Ciò che permetterebbe di far progredire il settore è l’accelerazione degli studi clinici. Per fare ciò sarebbe opportuno aver collaudato un metodo che aumenti la tolleranza immunitaria in uno xenotrapianto. Il sistema immunitario, infatti, è uno dei protagonisti assoluti quando si parla di trapianto e, nel caso degli xenotrapianti, si aggiunge un ulteriore fattore di complessità: la diversità di specie. Come raccontato da uno degli esperti nell’articolo su Nature Biotechnology, le differenze tra le risposte immunitarie a stimoli xenogenici o allogenici sono state studiate per oltre mezzo secolo. Purtroppo, come queste differenze influenzino il meccanismo del rigetto è ancora poco chiaro. A volte è sufficiente il trattamento immunosoppressivo standard anche per gli xenotrapianti, altre volte non è sufficiente: la sopravvivenza a lungo termine degli xenotrapianti potrebbe quindi richiedere un'immunosoppressione più invasiva. Questo sarà un importante argomento di ricerca in futuro, insieme alle strategie per limitarne la tossicità. Alcuni studi suggeriscono che l'immunosoppressione per lo xenotrapianto potrebbe essere più mirata e meno invasiva di quella per l'allotrapianto, ma è ancora tutto da vedere.

Un’altra preoccupazione, oltre alla buona riuscita dell’operazione, è la funzionalità a lungo termine: aumentare le possibilità di sopravvivenza ed evitare il fallimento d’organo resta una priorità, anche se – almeno sulla carta - è senza dubbio più facile sostituire un organo proveniente da maiale rispetto all’infinita attesa delle liste trapianti.

XENO…ETICA

Attualmente l'assenza di dati clinici solidi rende difficile fornire un consenso informato ai pazienti. Anche se le incognite esistono in qualsiasi sperimentazione clinica, il processo di consenso nello xenotrapianto deve tenere conto di nuovi fattori, come ad esempio il rischio di virus suini non identificati in precedenza che possono causare malattie nell'uomo. Fornire informazioni sufficienti al paziente e ai suoi contatti più stretti per consentire di comprendere e riflettere sulle possibili conseguenze impreviste è necessario per rispettare l'imperativo etico. E ad oggi, purtroppo, non è ancora possibile rispondere adeguatamente a questa necessità.

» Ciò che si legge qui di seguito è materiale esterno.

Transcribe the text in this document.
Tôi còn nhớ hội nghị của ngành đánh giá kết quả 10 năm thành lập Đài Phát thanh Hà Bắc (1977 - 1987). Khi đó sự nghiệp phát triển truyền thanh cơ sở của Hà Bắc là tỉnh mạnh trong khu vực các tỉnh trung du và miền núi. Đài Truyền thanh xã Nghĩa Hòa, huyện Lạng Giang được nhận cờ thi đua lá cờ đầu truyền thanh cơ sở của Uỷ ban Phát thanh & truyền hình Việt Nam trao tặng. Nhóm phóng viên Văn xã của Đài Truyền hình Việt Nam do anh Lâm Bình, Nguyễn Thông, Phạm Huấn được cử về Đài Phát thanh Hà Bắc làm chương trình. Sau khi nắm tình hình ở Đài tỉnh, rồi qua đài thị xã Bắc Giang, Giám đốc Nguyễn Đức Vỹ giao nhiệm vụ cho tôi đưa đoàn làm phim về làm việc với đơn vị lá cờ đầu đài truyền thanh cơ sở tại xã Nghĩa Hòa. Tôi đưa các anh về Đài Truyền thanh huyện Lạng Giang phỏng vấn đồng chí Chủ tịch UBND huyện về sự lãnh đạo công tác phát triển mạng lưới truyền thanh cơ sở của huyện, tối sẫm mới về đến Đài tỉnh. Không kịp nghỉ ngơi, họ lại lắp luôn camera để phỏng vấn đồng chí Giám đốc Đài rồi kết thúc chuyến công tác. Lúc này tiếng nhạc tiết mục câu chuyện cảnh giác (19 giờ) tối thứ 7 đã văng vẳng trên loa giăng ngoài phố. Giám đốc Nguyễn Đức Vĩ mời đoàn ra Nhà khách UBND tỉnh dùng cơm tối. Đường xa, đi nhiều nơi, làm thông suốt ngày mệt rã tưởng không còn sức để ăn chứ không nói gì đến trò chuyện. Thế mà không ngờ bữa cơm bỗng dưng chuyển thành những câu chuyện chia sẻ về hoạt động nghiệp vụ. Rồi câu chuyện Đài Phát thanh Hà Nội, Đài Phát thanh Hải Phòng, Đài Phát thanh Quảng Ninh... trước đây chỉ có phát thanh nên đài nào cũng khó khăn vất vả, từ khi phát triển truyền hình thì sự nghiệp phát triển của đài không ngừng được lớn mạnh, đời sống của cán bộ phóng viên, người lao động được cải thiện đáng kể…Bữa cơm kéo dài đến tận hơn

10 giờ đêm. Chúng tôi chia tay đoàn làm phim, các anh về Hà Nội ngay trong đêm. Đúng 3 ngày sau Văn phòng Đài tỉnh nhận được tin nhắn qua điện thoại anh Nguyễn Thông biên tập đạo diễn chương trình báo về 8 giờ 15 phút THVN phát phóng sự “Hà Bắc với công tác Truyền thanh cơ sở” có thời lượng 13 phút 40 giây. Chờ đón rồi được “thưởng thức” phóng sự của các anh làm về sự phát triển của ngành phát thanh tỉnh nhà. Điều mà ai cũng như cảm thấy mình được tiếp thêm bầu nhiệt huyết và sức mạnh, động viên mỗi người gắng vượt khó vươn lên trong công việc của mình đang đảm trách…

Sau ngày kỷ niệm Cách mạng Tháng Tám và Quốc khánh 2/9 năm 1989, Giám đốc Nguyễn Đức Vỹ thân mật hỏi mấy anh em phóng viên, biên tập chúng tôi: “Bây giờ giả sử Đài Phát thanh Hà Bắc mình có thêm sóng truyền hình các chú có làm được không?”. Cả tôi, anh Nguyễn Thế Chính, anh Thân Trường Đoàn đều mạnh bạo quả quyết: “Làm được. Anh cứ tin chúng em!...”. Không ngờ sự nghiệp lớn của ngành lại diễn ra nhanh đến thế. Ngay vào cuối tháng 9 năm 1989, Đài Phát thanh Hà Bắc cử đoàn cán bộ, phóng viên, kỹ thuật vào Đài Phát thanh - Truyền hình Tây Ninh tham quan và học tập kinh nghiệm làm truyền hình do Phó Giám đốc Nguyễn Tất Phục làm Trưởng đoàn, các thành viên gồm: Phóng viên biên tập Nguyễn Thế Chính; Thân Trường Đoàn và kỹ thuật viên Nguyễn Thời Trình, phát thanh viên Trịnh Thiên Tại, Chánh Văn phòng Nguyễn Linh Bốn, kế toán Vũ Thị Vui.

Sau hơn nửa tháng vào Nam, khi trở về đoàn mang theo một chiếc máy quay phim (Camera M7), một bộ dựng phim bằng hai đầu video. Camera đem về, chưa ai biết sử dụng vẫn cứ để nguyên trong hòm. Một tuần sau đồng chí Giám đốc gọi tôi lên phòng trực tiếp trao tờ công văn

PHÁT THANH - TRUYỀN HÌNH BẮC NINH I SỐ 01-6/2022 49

Gli interrogativi bioetici non finiscono qua. Le società occidentali hanno scelto di usare i maiali come fonte di cibo, e la maggior parte delle persone riterrebbe che il loro utilizzo per i trapianti abbia uno scopo moralmente più elevato. Una gerarchia morale che valorizza la vita umana rispetto alle altre forme di vita è indubbiamente antropocentrica, ma la maggior parte degli individui troverà accettabile l'uso di maiali come fonte di xenotrapianto se gli animali ricevono cure compassionevoli ed eticamente difendibili.

Le valvole cardiache di suino e bovino fanno già parte della clinica e le isole pancreatiche di suino per il trattamento del diabete di tipo 1 sono in fase di sperimentazione: gli organi vascolarizzati sono più impegnativi del trapianto di cellule e richiedono maggiori attenzioni, tra cui un maggior numero di modifiche genetiche per risultare compatibili con l’ospite. Tra i prossimi tessuti individuati per lo xenotrapianto ci sono le isole pancreatiche e la cornea, ma i tempi per arrivare a una sperimentazione clinica autorizzata di questo tipo sono ancora molto lunghi e richiedono molti dati e ricerche precliniche. Esperienze singole in pazienti viventi attraverso un’autorizzazione di emergenza per "uso compassionevole” o in pazienti deceduti accumuleranno informazioni e dati, ma non saranno sufficienti. Quando si arriverà a una sperimentazione clinica, allora si potrà iniziare a delineare meglio il futuro degli xenotrapianti. L’accesso tempestivo a organi sani, e compatibili, riscriverebbe la storia di molti pazienti. 

Molti sono gli aspetti positivi, di più i dubbi e le criticità – dal punto di vista tecnico-scientifico ed etico – ma ormai gli xenotrapianti si sono ritagliati il loro spazio nella ricerca e l’investimento da 21,4 milioni di dollari alla Johns Hopkins, in collaborazione con United Therapeutics, contribuirà a far progredire la ricerca nel settore. Un organo di maiale potrà davvero salvarci la vita in futuro?